There are 6,600 species of wildlife (including 5,600 insects), 5,700 plant species and 2,700 species of fungi. Stands of oak mixed with beech, plains and the flat heathlands of the sandstone “platières” with their ponds, chalky grasslands on sandstone, Scots pine, rock birch and sand birch are the characteristic combinations of vegetation found in the forest.
The reserves
In 1837, the Barbizon painters led by Théodore Rousseau, became alarmed by the Water and Forest Administration’s determination to reafforest certain areas close to their village by planting coniferous trees. For these landscape artists, so keen to capture on their canvases the emotion radiating from this vast forest with its ancient trees and fantastical rocks, it was unthinkable that “the old stand of oaks at Bas Bréau, which for centuries had been spared by woodcutters and in whose heavy shade reigned this green night so full of poetry” should be deforested and replanted with Scots pine.
The cause of “their forest” was skilfully pleaded in Paris and in 1861 Napoleon III decreed that 1,097 hectares of the forest should be set aside.

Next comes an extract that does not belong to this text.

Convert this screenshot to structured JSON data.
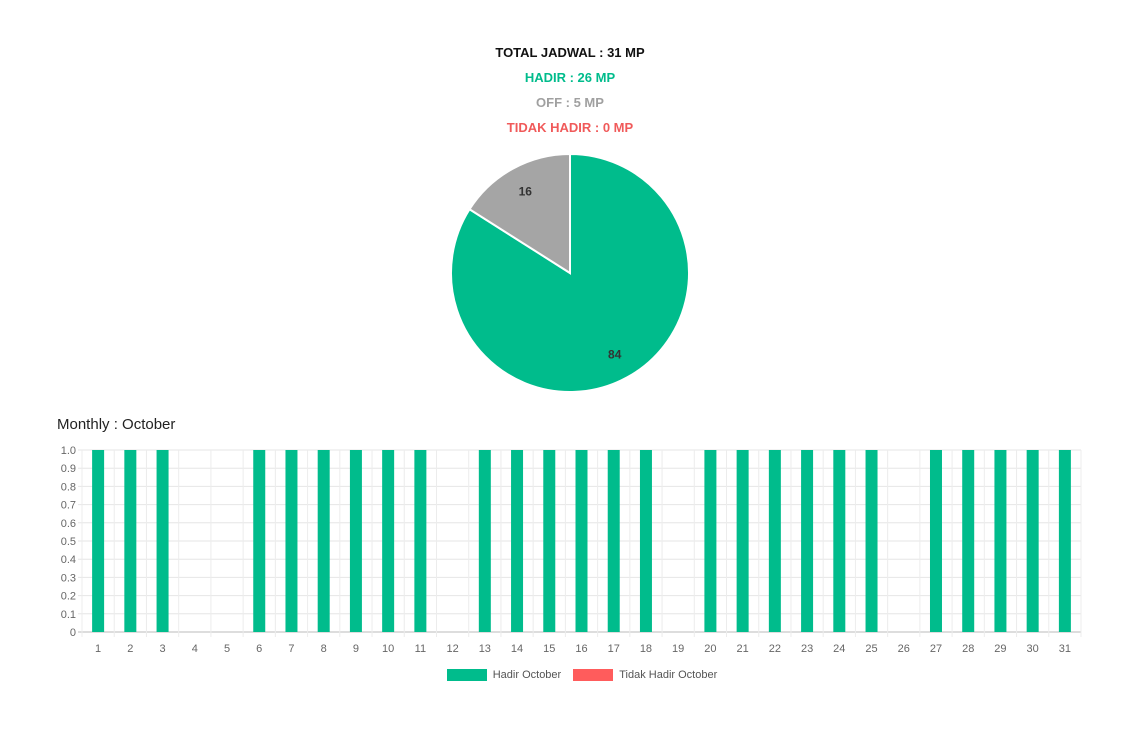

In this so-called “artistic section” it was agreed that “foresters may neither fell nor carry out new plantings…”.
Originally, therefore, the idea of “the protection of remarkable natural spaces” owed more to an aesthetic cause than an ecological one. The first “Artistic Reserves”, which covered an area of 1,692 hectares in 1904 and were managed by the Fontainebleau Forest Artistic Protection Committee formed in 1873, became “Biological Reserves” in 1953.
Today the series of reserves includes 580 hectares of Unmanaged Biological Reserves (free from human intervention) and 1,331 hectares of Managed Biological Reserves (specific intervention under the aegis of the Reserves’ Scientific Committee).
Veritable life-size laboratories, these biological reserves have become an integral part of the central zone of the Fontainebleau Biosphere Reserve set up in November 1998 as a UNESCO (United Nations Educational, Scientific and Cultural Organisation) initiative under the MAB (Man and Biosphere) programme.
Natura 2000: a Special Protection Zone (SPZ) and Special Conservation Zone (SCZ).
In 2001 the entire massif (approximately 28,000 hectares) was put forward to the European Commission for inclusion as a Natura 2000 site. Open habitats, humid habitats and forest habitats were identified and management was introduced to conserve them (SCZ). This status also applies to rare European avifauna such as the nightjar, Dartford warbler and the woodlark (SPZ).